Obwohl die Corona-Neuansteckungen jüngst wieder zugenommen haben, arbeiten einzelne Kantone daran, Grossveranstaltungen im Spätherbst zu bewilligen. Doch wer kommt für finanzielle Schäden auf, sollte sich die heute teils angespannte Lage weiter verschlimmern und die Kantone dazu zwingen, Veranstaltern bereits erteilte Bewilligungen wieder zu entziehen? Das Bundesamt für Gesundheit ist daran, die Rechtsfrage in seiner Corona-Verordnung zu regeln. Die Kantone verlangen, dass Veranstalter den Staat nicht haftbar machen können.
Doch ab welcher epidemischen Lage entziehen die Kantone Bewilligungen?

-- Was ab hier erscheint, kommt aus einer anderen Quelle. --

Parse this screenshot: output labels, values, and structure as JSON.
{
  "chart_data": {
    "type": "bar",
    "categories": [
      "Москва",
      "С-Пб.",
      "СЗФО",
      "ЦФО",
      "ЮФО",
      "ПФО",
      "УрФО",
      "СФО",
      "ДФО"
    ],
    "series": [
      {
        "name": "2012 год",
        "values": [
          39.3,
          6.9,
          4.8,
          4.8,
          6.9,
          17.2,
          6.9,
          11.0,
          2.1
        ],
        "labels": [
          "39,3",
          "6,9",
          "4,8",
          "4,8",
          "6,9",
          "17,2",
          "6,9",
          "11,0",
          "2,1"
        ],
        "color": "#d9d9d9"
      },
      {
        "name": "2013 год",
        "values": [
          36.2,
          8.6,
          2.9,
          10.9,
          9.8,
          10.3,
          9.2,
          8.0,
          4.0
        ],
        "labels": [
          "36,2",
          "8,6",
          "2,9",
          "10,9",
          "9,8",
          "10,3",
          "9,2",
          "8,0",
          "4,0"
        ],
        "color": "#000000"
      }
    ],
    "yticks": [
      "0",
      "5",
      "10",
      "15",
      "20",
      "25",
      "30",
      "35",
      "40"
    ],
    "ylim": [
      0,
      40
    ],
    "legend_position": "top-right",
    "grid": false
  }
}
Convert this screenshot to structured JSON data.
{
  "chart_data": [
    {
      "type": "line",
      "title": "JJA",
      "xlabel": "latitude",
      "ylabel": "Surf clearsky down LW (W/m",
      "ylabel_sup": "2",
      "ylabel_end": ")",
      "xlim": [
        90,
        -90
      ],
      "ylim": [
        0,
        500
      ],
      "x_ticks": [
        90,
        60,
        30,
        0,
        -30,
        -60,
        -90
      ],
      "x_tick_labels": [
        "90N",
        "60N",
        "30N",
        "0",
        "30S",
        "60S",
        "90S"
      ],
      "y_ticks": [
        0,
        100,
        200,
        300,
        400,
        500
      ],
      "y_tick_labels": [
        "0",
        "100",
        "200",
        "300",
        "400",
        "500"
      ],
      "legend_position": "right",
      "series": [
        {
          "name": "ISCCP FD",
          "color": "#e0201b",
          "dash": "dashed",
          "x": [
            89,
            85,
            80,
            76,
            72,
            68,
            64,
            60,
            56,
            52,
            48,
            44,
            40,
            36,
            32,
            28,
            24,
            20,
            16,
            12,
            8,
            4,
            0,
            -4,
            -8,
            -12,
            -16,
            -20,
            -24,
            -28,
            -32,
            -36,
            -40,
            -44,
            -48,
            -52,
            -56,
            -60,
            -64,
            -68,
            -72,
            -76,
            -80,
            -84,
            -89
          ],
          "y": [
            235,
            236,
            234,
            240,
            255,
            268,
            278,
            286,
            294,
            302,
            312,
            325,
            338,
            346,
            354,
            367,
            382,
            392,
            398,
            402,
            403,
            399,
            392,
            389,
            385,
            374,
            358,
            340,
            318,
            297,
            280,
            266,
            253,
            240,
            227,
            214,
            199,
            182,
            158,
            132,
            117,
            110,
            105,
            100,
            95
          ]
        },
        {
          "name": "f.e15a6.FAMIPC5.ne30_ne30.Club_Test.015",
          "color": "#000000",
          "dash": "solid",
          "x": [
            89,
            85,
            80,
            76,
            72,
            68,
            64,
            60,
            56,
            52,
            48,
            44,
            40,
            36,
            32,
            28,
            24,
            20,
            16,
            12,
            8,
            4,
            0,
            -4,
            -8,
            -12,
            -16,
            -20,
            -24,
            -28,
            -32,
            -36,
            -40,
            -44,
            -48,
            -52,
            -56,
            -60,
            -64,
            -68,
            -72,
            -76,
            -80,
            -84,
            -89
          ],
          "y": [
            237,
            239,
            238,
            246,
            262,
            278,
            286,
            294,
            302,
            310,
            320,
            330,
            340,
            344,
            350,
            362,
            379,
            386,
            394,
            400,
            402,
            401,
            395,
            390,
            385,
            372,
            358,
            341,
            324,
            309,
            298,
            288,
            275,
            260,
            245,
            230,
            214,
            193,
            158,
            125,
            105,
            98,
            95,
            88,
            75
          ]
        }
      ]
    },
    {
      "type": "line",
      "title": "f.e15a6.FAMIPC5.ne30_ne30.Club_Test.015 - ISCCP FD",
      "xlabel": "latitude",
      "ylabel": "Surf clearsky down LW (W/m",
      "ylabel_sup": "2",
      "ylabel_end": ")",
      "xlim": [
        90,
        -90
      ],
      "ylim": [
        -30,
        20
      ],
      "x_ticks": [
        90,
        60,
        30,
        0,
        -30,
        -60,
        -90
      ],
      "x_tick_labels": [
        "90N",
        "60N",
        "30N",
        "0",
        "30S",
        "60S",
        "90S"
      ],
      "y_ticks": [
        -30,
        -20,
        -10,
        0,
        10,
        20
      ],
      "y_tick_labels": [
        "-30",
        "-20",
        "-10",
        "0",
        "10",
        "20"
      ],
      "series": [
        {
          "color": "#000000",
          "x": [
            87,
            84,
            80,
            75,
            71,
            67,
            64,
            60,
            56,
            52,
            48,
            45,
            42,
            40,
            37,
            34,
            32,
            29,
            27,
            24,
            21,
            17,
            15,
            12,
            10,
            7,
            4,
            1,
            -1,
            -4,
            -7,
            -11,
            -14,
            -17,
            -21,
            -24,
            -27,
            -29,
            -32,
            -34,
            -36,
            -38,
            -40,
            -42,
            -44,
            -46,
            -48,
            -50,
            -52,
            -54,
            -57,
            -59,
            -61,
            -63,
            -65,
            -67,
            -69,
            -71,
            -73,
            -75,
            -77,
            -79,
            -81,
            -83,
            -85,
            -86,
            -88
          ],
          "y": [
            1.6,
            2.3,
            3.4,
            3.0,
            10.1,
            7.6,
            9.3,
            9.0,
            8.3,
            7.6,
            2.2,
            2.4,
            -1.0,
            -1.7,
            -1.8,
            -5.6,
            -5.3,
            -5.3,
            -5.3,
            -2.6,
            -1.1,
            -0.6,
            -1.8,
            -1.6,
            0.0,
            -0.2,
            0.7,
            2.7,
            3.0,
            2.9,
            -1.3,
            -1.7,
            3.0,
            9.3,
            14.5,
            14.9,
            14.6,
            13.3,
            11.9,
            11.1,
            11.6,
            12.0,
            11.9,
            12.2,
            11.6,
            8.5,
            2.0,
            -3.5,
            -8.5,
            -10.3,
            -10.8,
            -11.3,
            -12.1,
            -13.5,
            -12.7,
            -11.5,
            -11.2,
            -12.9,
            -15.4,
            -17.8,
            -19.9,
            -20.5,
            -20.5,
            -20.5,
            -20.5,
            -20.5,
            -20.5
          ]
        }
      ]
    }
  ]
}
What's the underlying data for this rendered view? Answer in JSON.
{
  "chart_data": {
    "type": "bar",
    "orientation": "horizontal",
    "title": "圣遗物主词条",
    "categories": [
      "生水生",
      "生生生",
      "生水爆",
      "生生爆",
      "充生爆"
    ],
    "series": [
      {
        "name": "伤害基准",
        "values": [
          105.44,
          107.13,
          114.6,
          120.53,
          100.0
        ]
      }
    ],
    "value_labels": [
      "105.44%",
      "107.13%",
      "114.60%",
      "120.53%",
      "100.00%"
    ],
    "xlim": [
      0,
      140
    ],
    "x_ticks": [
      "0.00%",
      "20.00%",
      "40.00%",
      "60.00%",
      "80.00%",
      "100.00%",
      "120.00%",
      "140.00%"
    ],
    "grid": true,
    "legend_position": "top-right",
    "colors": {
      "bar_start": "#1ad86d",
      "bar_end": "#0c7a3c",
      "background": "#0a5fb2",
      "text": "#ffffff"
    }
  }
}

Diese Frage ist ungeklärt. «Der Bund wird hierfür keine Bestimmungen erlassen», sagt der Genfer Gesundheitsdirektor Mauro Poggia. Somit könnte der Fall eintreten, dass die Kantone Zürich und Genf auf eine zweite Corona-Welle ganz unterschiedlich reagieren. Konkret: Während der Kanton Genf seinen FC Servette im leeren Stadion spielen lässt, könnte der Kanton Zürich die FCZ-Fans weiter im Letzigrund sitzen lassen. «In einem solchen Fall würde es zwischen Kantonsregierungen wohl bilaterale Absprachen geben, oder der Bund interveniert direkt», sagt Mauro Poggia. Generell würde sein Kanton Grossveranstaltungen sehr kurzfristig, also 24 bis 48 Stunden vor Beginn, verbieten, betont er.
Die Walliser Gesundheitsdirektorin Esther Waeber-Kalbermatten (SP) sagt: «Eine Möglichkeit wäre, dass ein Kanton Grossveranstaltungen dann verbietet, wenn er über 60 Corona-Neuansteckungen pro 100’000 Einwohner in den letzten zwei Wochen registriert hat.» Die Walliserin betont: «Wichtig ist jetzt, dass der Bund für die Kantone klare, einheitliche Kriterien für die Prävention vorgibt.» Man solle die Sportvereine konsultieren, um ihnen Planungssicherheit zu garantieren.
In Zürich wollte sich weder Regierungsrat Mario Fehr (SP) noch Bruno Keller, Leiter des Covid-19-Sonderstabs, direkt zu den Vorschlägen des Bundes äussern. «Als Sportdirektor des Kantons Zürich finde ich das vom Bundesrat vorgeschlagene Konzept grundsätzlich gut», sagte Fehr am Montagabend am Rande einer Medienkonferenz. Als Fussballfan begrüsst er, dass für Fussball und Eishockey eine landesweite Regelung angestrebt wird.